Railroad Museum of New England Chairman Howard Pincus confirms the transaction. “[Illinois Railway Museum Executive Director] Nick Kallas contacted me in mid-2010 to see if 4601 was available,” Pincus tells Trains News Wire. “We made an agreement for IRM to acquire the unit in September 2010. Changes in collection focus at RMNE made 4601 surplus to our organization.”
Kallas tells Trains News Wire that the acquisition owes a lot to Norfolk Southern by donating six surplus GE type-752 traction motors to IRM, who used the parts to broker a deal with the folks in Connecticut for the locomotive. “NS really made it possible,” he says.
Pincus says the locomotive will leave Old Saybrook later Wednesday via Providence & Worcester.
“The whole move jelled in the past month or so,” Kallas says. “We finally got everything done to the locomotive for movement on its own wheels.” He says that entailed a list of work, including removal of the traction motor brushes, brake work, painting handrails and cut levers white for better visibility, updating safety stencils, and replacing the number boards. His museum worked with NS, P&W, and Amtrak to ensure the locomotive was safe for transport and would fit the clearances on the route.
General Electric built the 11,000-volt, six-axle locomotive in 1956 for coal-hauler Virginian Railway. The motor saw five Class I railroad owners in its 23-year freight-hauling career, and carried three different model designations during that time.
Kallas says the locomotive will move to Norfolk Southern’s Altoona, Pa., shops for evaluation before any possible work starts. Regarding possible paint schemes, he says, “We really need to put our heads together on that,” noting that there are many stakeholders in the discussion. He adds that it is still too early to say when the locomotive might arrive on museum property in Union.
The Illinois Railway Museum already has two large electric motors in its collection: Chicago South Shore & South Bend “Little Joe” No. 803 and Pennsylvania Railroad GG1 No. 4927. It also holds a number of interurban railroad freight motors and passenger cars from Illinois Terminal, Iowa Traction, The Milwaukee Electric Railway & Light Co., and others.
Electric traction technology is one area of focus for the group, Kallas tells Trains News Wire. He says the addition of the E33, although it never ran in the state, will help with the interpretation of technology, and the overall history of one railroad that did: Conrail. Kallas says he is “hopeful” that one day the museum can even acquire an EMD-built Amtrak AEM-7 electric locomotive for its collection to further that mission of technology preservation.

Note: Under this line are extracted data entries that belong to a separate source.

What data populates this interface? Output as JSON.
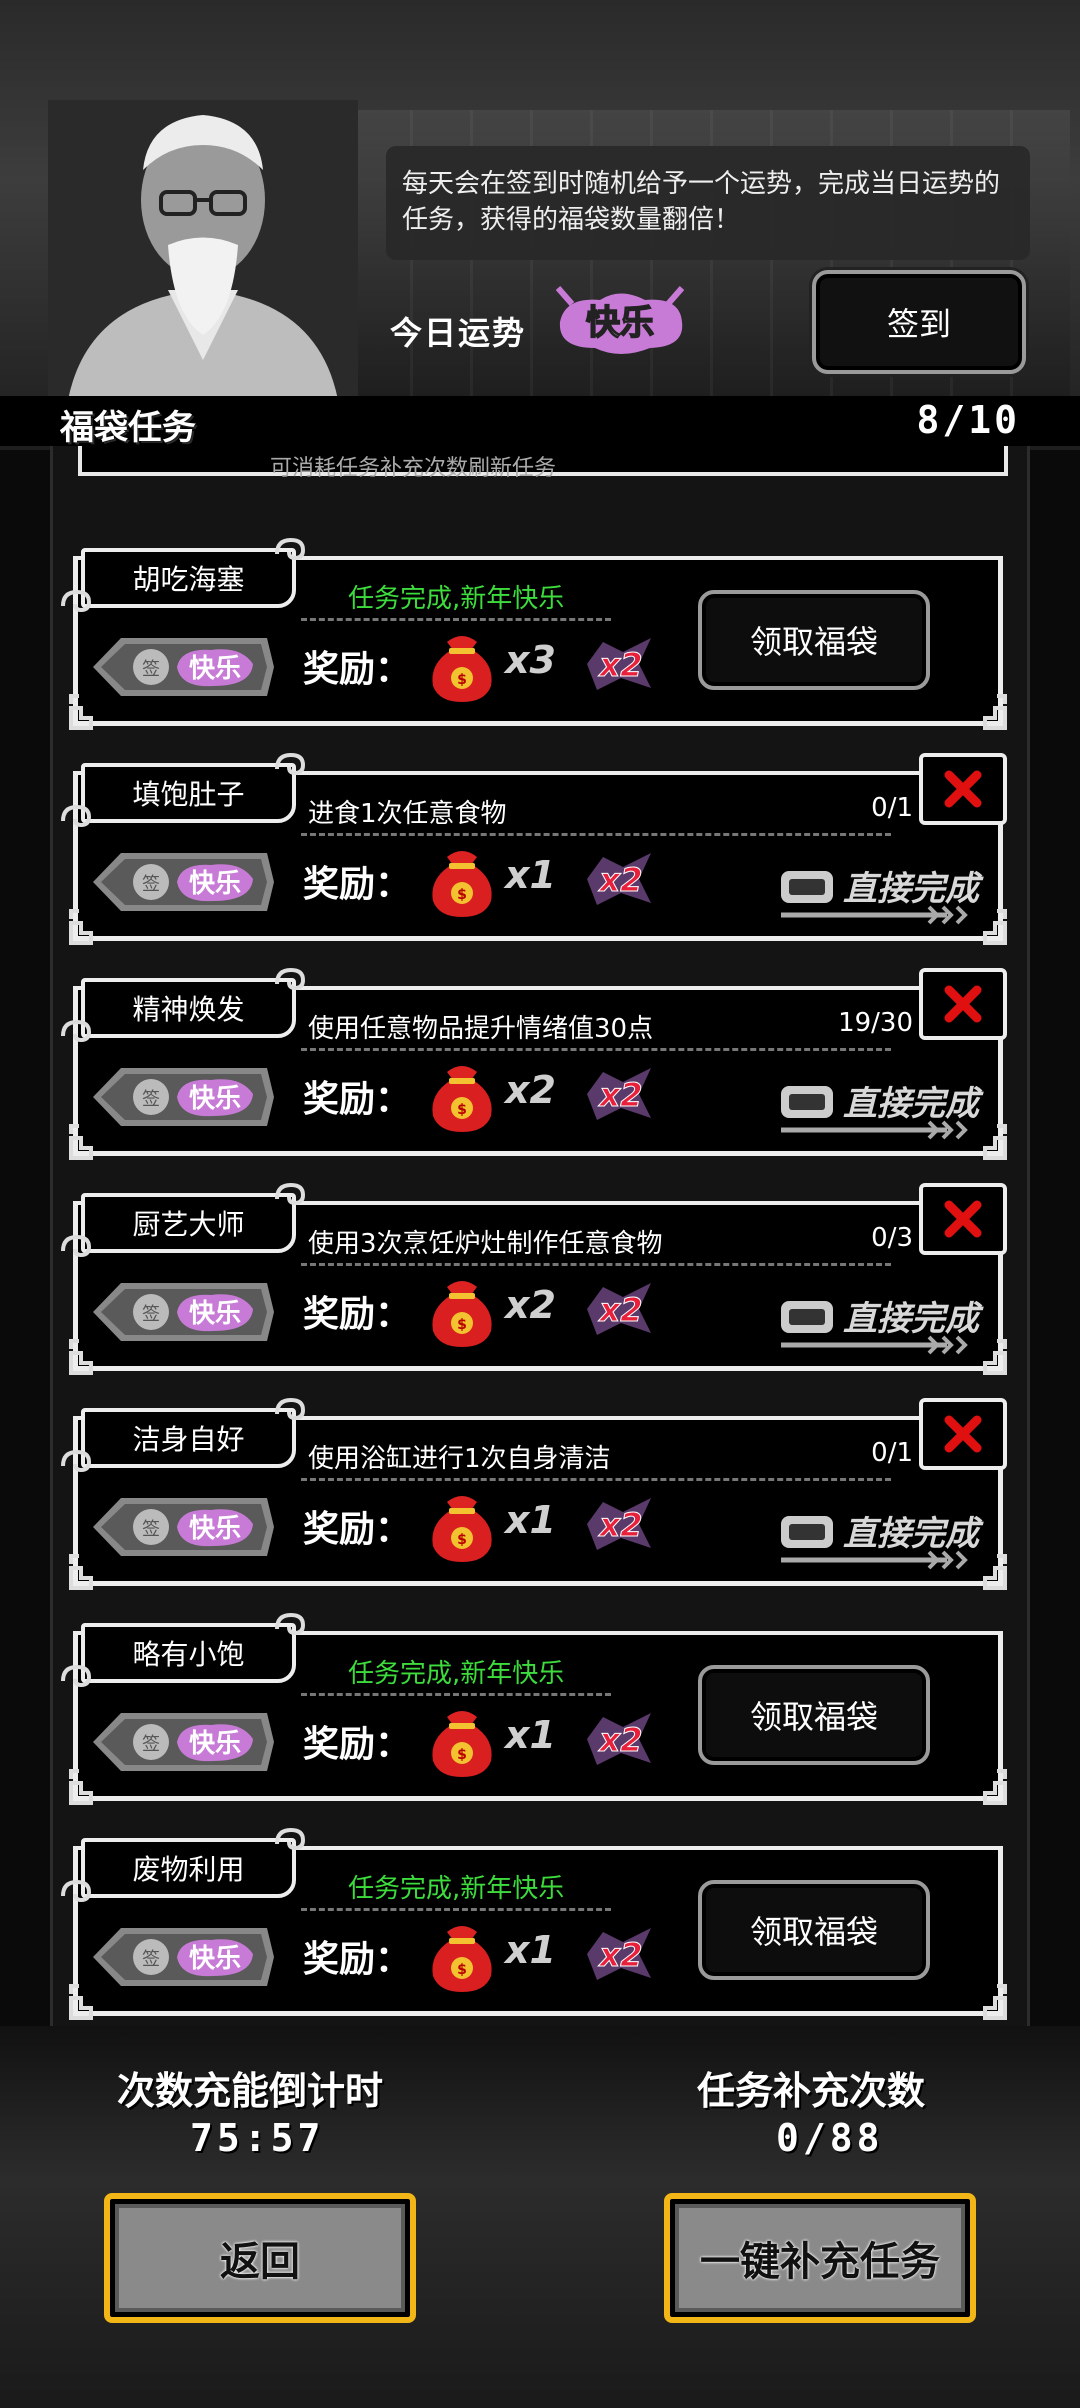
{
  "header": {
    "info_text": "每天会在签到时随机给予一个运势，完成当日运势的任务，获得的福袋数量翻倍！",
    "luck_label": "今日运势",
    "luck_value": "快乐",
    "signin_button": "签到"
  },
  "section": {
    "title": "福袋任务",
    "count": "8/10",
    "partial_text": "可消耗任务补充次数刷新任务"
  },
  "common": {
    "reward_label": "奖励：",
    "double_label": "x2",
    "finish_label": "直接完成",
    "claim_label": "领取福袋",
    "luck_tag_sign": "签",
    "luck_tag_value": "快乐"
  },
  "tasks": [
    {
      "name": "胡吃海塞",
      "desc": "任务完成,新年快乐",
      "progress": "",
      "multiplier": "x3",
      "completed": true
    },
    {
      "name": "填饱肚子",
      "desc": "进食1次任意食物",
      "progress": "0/1",
      "multiplier": "x1",
      "completed": false
    },
    {
      "name": "精神焕发",
      "desc": "使用任意物品提升情绪值30点",
      "progress": "19/30",
      "multiplier": "x2",
      "completed": false
    },
    {
      "name": "厨艺大师",
      "desc": "使用3次烹饪炉灶制作任意食物",
      "progress": "0/3",
      "multiplier": "x2",
      "completed": false
    },
    {
      "name": "洁身自好",
      "desc": "使用浴缸进行1次自身清洁",
      "progress": "0/1",
      "multiplier": "x1",
      "completed": false
    },
    {
      "name": "略有小饱",
      "desc": "任务完成,新年快乐",
      "progress": "",
      "multiplier": "x1",
      "completed": true
    },
    {
      "name": "废物利用",
      "desc": "任务完成,新年快乐",
      "progress": "",
      "multiplier": "x1",
      "completed": true
    }
  ],
  "footer": {
    "countdown_label": "次数充能倒计时",
    "countdown_value": "75:57",
    "refill_label": "任务补充次数",
    "refill_value": "0/88",
    "back_button": "返回",
    "refill_button": "一键补充任务"
  },
  "colors": {
    "completed_text": "#3ddc3d",
    "luck_purple": "#c77bd6",
    "double_red": "#e8203c",
    "button_gold": "#f2b616",
    "cancel_red": "#e01010"
  }
}
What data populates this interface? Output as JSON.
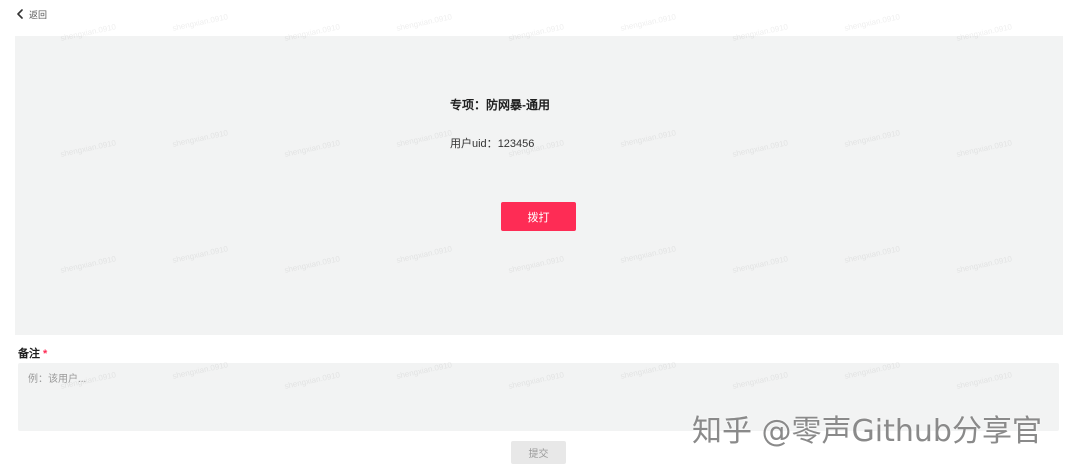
{
  "nav": {
    "back_label": "返回",
    "back_icon": "chevron-left-icon"
  },
  "card": {
    "title": "专项：防网暴-通用",
    "uid_label": "用户uid：",
    "uid_value": "123456",
    "call_button": "拨打"
  },
  "form": {
    "remark_label": "备注",
    "required_mark": "*",
    "remark_placeholder": "例：该用户...",
    "remark_value": "",
    "submit_label": "提交",
    "submit_disabled": true
  },
  "watermark": {
    "text": "shengxian.0910",
    "site_mark": "知乎 @零声Github分享官"
  },
  "colors": {
    "accent": "#fe2c55",
    "panel_bg": "#f2f3f3",
    "submit_disabled_bg": "#e8e8e8"
  }
}
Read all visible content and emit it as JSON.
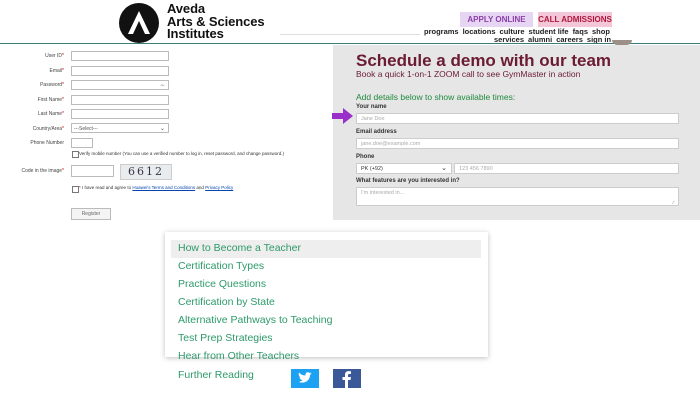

In 1979, Conrail pulled the plug on electric freight operations and the units sat in storage for a number of years before going to GE for trade-in credit on new diesels in 1982. The Railroad Museum of New England acquired No. 4601 from GE in 1987, and it was delivered to the Connecticut museum property in 1988.
One other E33 is preserved: Virginian-painted No. 135 at the Virginia Museum of Transportation in Roanoke.